# Dial indicator set up



## needshave (Jan 13, 2013)

I have used my old starrett dial indicator to set my planer blades, router blades, tables, rollers, etc. for years. This morning it decide enough is enough. So I'm looking at whats out there to replace it.

I have the planer buddie but I prefer the accuracy of a dial indicator. You really need to be a machinist to have accurate woodworking tools (IMO). I'm looking at Grizzley's Rotacator or a similar model or unit available from Woodcrafters as a possible replacement.
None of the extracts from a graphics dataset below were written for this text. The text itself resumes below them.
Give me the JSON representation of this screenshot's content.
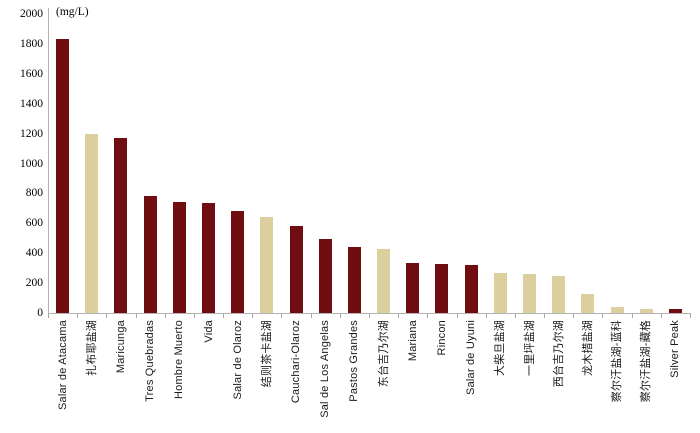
{
  "chart_data": {
    "type": "bar",
    "title": "(mg/L)",
    "xlabel": "",
    "ylabel": "(mg/L)",
    "ylim": [
      0,
      2000
    ],
    "ytick_step": 200,
    "ytick_labels": [
      "0",
      "200",
      "400",
      "600",
      "800",
      "1000",
      "1200",
      "1400",
      "1600",
      "1800",
      "2000"
    ],
    "grid": false,
    "legend_position": "none",
    "palette": {
      "maroon": "#6F0D10",
      "tan": "#DCCF9E",
      "axis_gray": "#b3b3b3"
    },
    "categories": [
      "Salar de Atacama",
      "扎布耶盐湖",
      "Maricunga",
      "Tres Quebradas",
      "Hombre Muerto",
      "Vida",
      "Salar de Olaroz",
      "结则茶卡盐湖",
      "Cauchari-Olaroz",
      "Sal de Los Angelas",
      "Pastos Grandes",
      "东台吉乃尔湖",
      "Mariana",
      "Rincon",
      "Salar de Uyuni",
      "大柴旦盐湖",
      "一里坪盐湖",
      "西台吉乃尔湖",
      "龙木措盐湖",
      "察尔汗盐湖-蓝科",
      "察尔汗盐湖-藏格",
      "Silver Peak"
    ],
    "values": [
      1830,
      1200,
      1170,
      785,
      740,
      735,
      680,
      640,
      580,
      495,
      440,
      425,
      335,
      325,
      320,
      270,
      260,
      245,
      130,
      40,
      30,
      25
    ],
    "colors": [
      "#6F0D10",
      "#DCCF9E",
      "#6F0D10",
      "#6F0D10",
      "#6F0D10",
      "#6F0D10",
      "#6F0D10",
      "#DCCF9E",
      "#6F0D10",
      "#6F0D10",
      "#6F0D10",
      "#DCCF9E",
      "#6F0D10",
      "#6F0D10",
      "#6F0D10",
      "#DCCF9E",
      "#DCCF9E",
      "#DCCF9E",
      "#DCCF9E",
      "#DCCF9E",
      "#DCCF9E",
      "#6F0D10"
    ]
  }
}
Any thoughts on either, recommendations or experiences on your planer and knife set up praciices?


----------



## helluvawreck (Jul 21, 2010)

Go to MSC. That's where I bought a lot of my machinist tools over the years. They have all sorts of fixtures and devices for dial indicators.

helluvawreck aka Charles
http://woodworkingexpo.wordpress.com


----------



## needshave (Jan 13, 2013)

Actually my powermatic and the grizzly/woodbridge have a saddle that sets atop the head to allow for the setting of the knives. I modified the cross bars to allow the starret to be mounted on the revised crossbar providing consistent results over the years.
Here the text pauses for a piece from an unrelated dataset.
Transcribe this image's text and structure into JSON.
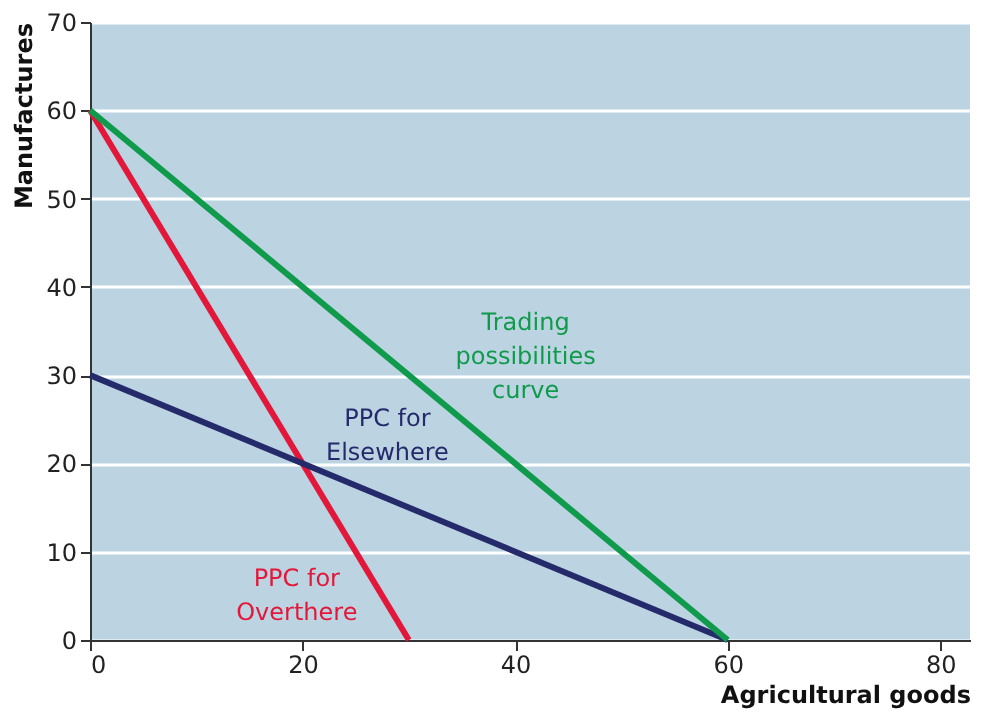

I did not think of the bases you illustrated here to set the feed rollers, pressure rollers, outfeed tables etc. Thats just excellent. Are all of your bases non magnetic? Do you do the same thing for the jointer knives, make a special saddle? Do you clamp your dial indicator to the bases or how do you mount the dial indicator to the bases?

Sorry about all the questions, but thanks for your help.


----------



## needshave (Jan 13, 2013)

Rick L,
That's smart and efficient! I could see where that would work very well. I'm assuming your dial indicator has an ear on the back that permits its mounting to the vertical support.
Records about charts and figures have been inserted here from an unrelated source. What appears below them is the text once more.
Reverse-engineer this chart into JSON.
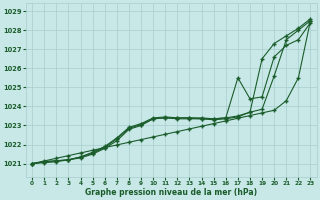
{
  "xlabel": "Graphe pression niveau de la mer (hPa)",
  "xlim": [
    -0.5,
    23.5
  ],
  "ylim": [
    1020.3,
    1029.4
  ],
  "yticks": [
    1021,
    1022,
    1023,
    1024,
    1025,
    1026,
    1027,
    1028,
    1029
  ],
  "xticks": [
    0,
    1,
    2,
    3,
    4,
    5,
    6,
    7,
    8,
    9,
    10,
    11,
    12,
    13,
    14,
    15,
    16,
    17,
    18,
    19,
    20,
    21,
    22,
    23
  ],
  "bg_color": "#c8e8e8",
  "grid_color": "#a8cccc",
  "line_color": "#1a5c2a",
  "line1_straight": [
    1021.0,
    1021.14,
    1021.28,
    1021.42,
    1021.56,
    1021.7,
    1021.84,
    1021.98,
    1022.12,
    1022.26,
    1022.4,
    1022.54,
    1022.68,
    1022.82,
    1022.96,
    1023.1,
    1023.24,
    1023.38,
    1023.52,
    1023.66,
    1023.8,
    1024.3,
    1025.5,
    1028.5
  ],
  "line2": [
    1021.0,
    1021.1,
    1021.15,
    1021.2,
    1021.3,
    1021.5,
    1021.8,
    1022.2,
    1022.8,
    1023.0,
    1023.35,
    1023.4,
    1023.4,
    1023.4,
    1023.35,
    1023.35,
    1023.4,
    1023.5,
    1023.7,
    1023.85,
    1025.6,
    1027.5,
    1028.0,
    1028.5
  ],
  "line3": [
    1021.0,
    1021.1,
    1021.15,
    1021.2,
    1021.35,
    1021.6,
    1021.9,
    1022.35,
    1022.9,
    1023.1,
    1023.4,
    1023.45,
    1023.4,
    1023.4,
    1023.4,
    1023.35,
    1023.4,
    1025.5,
    1024.4,
    1024.5,
    1026.6,
    1027.2,
    1027.5,
    1028.4
  ],
  "line4": [
    1021.0,
    1021.05,
    1021.1,
    1021.2,
    1021.35,
    1021.55,
    1021.85,
    1022.3,
    1022.85,
    1023.05,
    1023.35,
    1023.4,
    1023.35,
    1023.35,
    1023.35,
    1023.3,
    1023.35,
    1023.45,
    1023.7,
    1026.5,
    1027.3,
    1027.7,
    1028.1,
    1028.6
  ]
}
It also looks like there is wear on that bed and fence which indicates it's also being used. Very nice!

Appreciate the information.


----------



## MrRon (Jul 9, 2009)

You can't beat a good dial indicator. Pawn shops are good places to find a dial indicator if you don't want to spend for a new one.


----------



## PurpLev (May 30, 2008)

I have a unit similar to Rick L posted above, but never used it personally.

you can make something similar with a dial indicator from HF:
http://www.harborfreight.com/1-inch-travel-machinists-dial-indicator-623.html

I use that same DI on my lathe:


----------



## PurpLev (May 30, 2008)

*Rick L* : I have the exact same one you have, with the same Starrett DI and mushroom tip. got it at an estate sale. not even sure where to buy one new though :/ frankly, I don't have a use for it, I thought I could use it for metal work, but it's too limited for that kind of work so it's just laying around in the toolbox ever since I got it.


----------



## 489tad (Feb 26, 2010)

nobuckle posted a cool home made jig. www.lumberjocks.com/projects/40555


----------



## needshave (Jan 13, 2013)

489tad…....

Thanks so much for sending me the link to the dial indicator set up. That is great idea and a great help.

Thanks again.


----------